SLU trustees will vote on the strategic plan during their October 20 to 22 board meeting. If the plan passes, it will be implemented in November with full impact in the spring semester 2012.

Evelyn said he doesn’t expect the trustees to shoot it down but they do have the option to ask for further revisions.

University communications declined to comment on what the strategic plan draft will include. “I’m expecting [the strategic plan] will change dramatically through this process,” Evelyn said. “This is a living document.”

Cania said every idea in the Trustee’s 56 page phase two report is on the table.

“I think we’re looking at ways, and this is very general, that we can use our resources and increase our resources to provide the best liberal arts education possible,” Evelyn said.

“Everybody involved with the RRP2 are taking the correct steps and carefully moving forward, making sure all ideas are being examined and the long term financial situation of St. Lawrence is not being put in jeopardy,” Matt De Luca ’13, student delegate to the board of trustees, said. “The key to the whole process is to narrow down the report into a handful of projects that will be put into action in the future.”

Retreat

Photo by Liz Vitek

University administrators, student leaders, and hired facilitators got together at SLU’s Canaras Conference Center – a quarter mile of Upper Saranac lakefront property with views of Whiteface mountain – for a three-day retreat in early August to discuss the strategic plan.

They weren’t discussing the details – that’s the job of the writing team. Cania and Evelyn said they were soul-searching.
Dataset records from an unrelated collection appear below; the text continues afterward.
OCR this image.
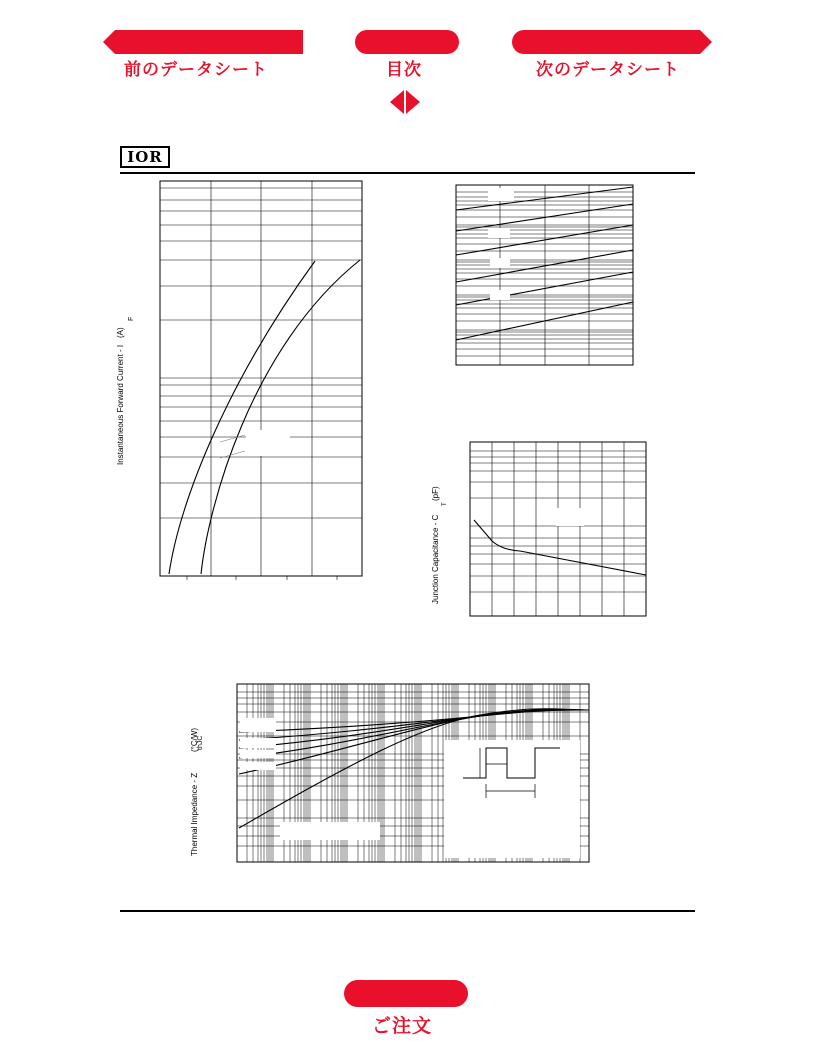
前のデータシート	目次	次のデータシート
IOR
Instantaneous Forward Current - I
(A)
F
Junction Capacitance - C
(pF)
T
Thermal Impedance - Z
thJC
(°C/W)
ご注文
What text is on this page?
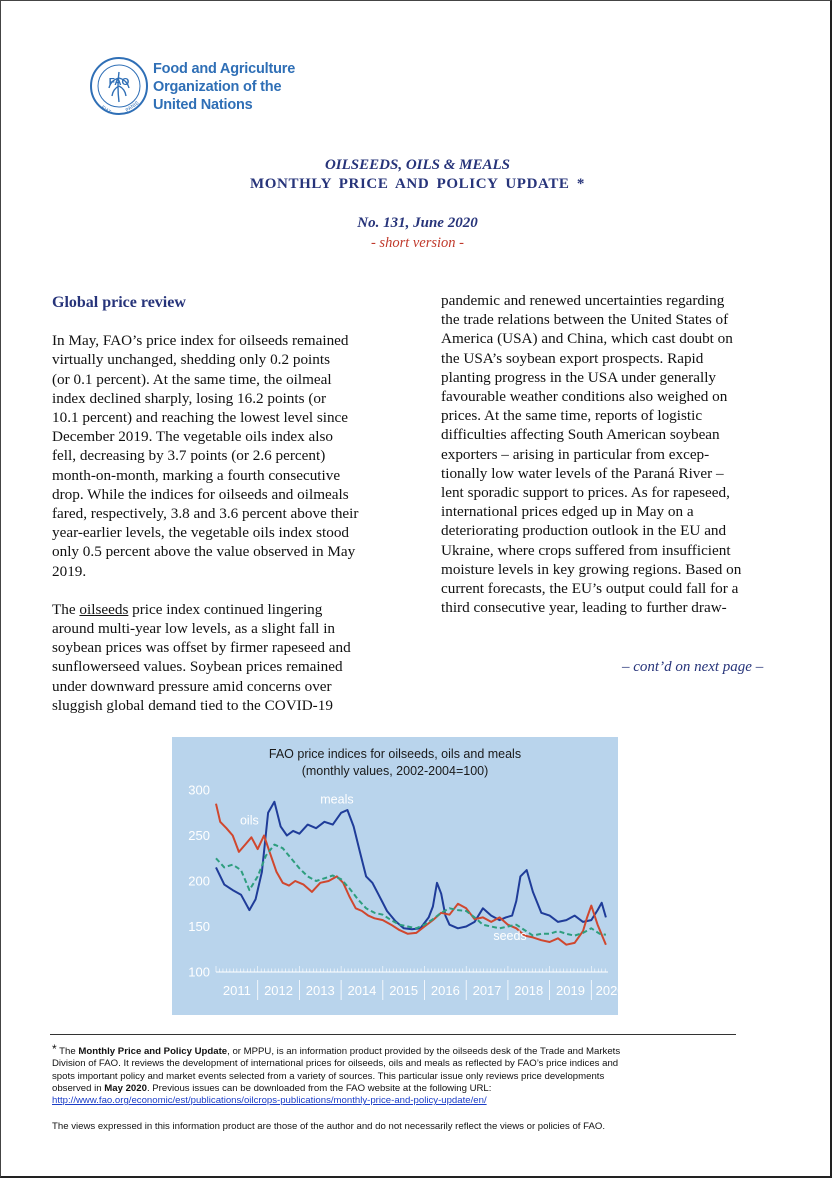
FAO
FIAT	PANIS
Food and Agriculture
Organization of the
United Nations
OILSEEDS, OILS & MEALS
MONTHLY PRICE AND POLICY UPDATE *
No. 131, June 2020
- short version -
Global price review
In May, FAO’s price index for oilseeds remained
virtually unchanged, shedding only 0.2 points
(or 0.1 percent). At the same time, the oilmeal
index declined sharply, losing 16.2 points (or
10.1 percent) and reaching the lowest level since
December 2019. The vegetable oils index also
fell, decreasing by 3.7 points (or 2.6 percent)
month-on-month, marking a fourth consecutive
drop. While the indices for oilseeds and oilmeals
fared, respectively, 3.8 and 3.6 percent above their
year-earlier levels, the vegetable oils index stood
only 0.5 percent above the value observed in May
2019.
The oilseeds price index continued lingering
around multi-year low levels, as a slight fall in
soybean prices was offset by firmer rapeseed and
sunflowerseed values. Soybean prices remained
under downward pressure amid concerns over
sluggish global demand tied to the COVID-19
pandemic and renewed uncertainties regarding
the trade relations between the United States of
America (USA) and China, which cast doubt on
the USA’s soybean export prospects. Rapid
planting progress in the USA under generally
favourable weather conditions also weighed on
prices. At the same time, reports of logistic
difficulties affecting South American soybean
exporters – arising in particular from excep-
tionally low water levels of the Paraná River –
lent sporadic support to prices. As for rapeseed,
international prices edged up in May on a
deteriorating production outlook in the EU and
Ukraine, where crops suffered from insufficient
moisture levels in key growing regions. Based on
current forecasts, the EU’s output could fall for a
third consecutive year, leading to further draw-
– cont’d on next page –
FAO price indices for oilseeds, oils and meals
(monthly values, 2002-2004=100)
100
150
200
250
300
2011 2012 2013 2014 2015 2016 2017 2018 2019 2020
meals
oils
seeds
* The Monthly Price and Policy Update, or MPPU, is an information product provided by the oilseeds desk of the Trade and Markets
Division of FAO. It reviews the development of international prices for oilseeds, oils and meals as reflected by FAO’s price indices and
spots important policy and market events selected from a variety of sources. This particular issue only reviews price developments
observed in May 2020. Previous issues can be downloaded from the FAO website at the following URL:
http://www.fao.org/economic/est/publications/oilcrops-publications/monthly-price-and-policy-update/en/
The views expressed in this information product are those of the author and do not necessarily reflect the views or policies of FAO.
An independent facilitator, Bill Weary, asked the conference participants, “What moment in SLU’s history or in your experience at SLU would you define as the moment you knew you belonged at SLU?” Cania said.

The consultant asked the council members to consider their vision for SLU and hear how others experienced St. Lawrence, according to Cania. “What evolved from that over the conversations was more of a shared vision than one would imagine, given how different people were in the room,” Cania said. “I found that to be a very emotional moment to think about those experiences.”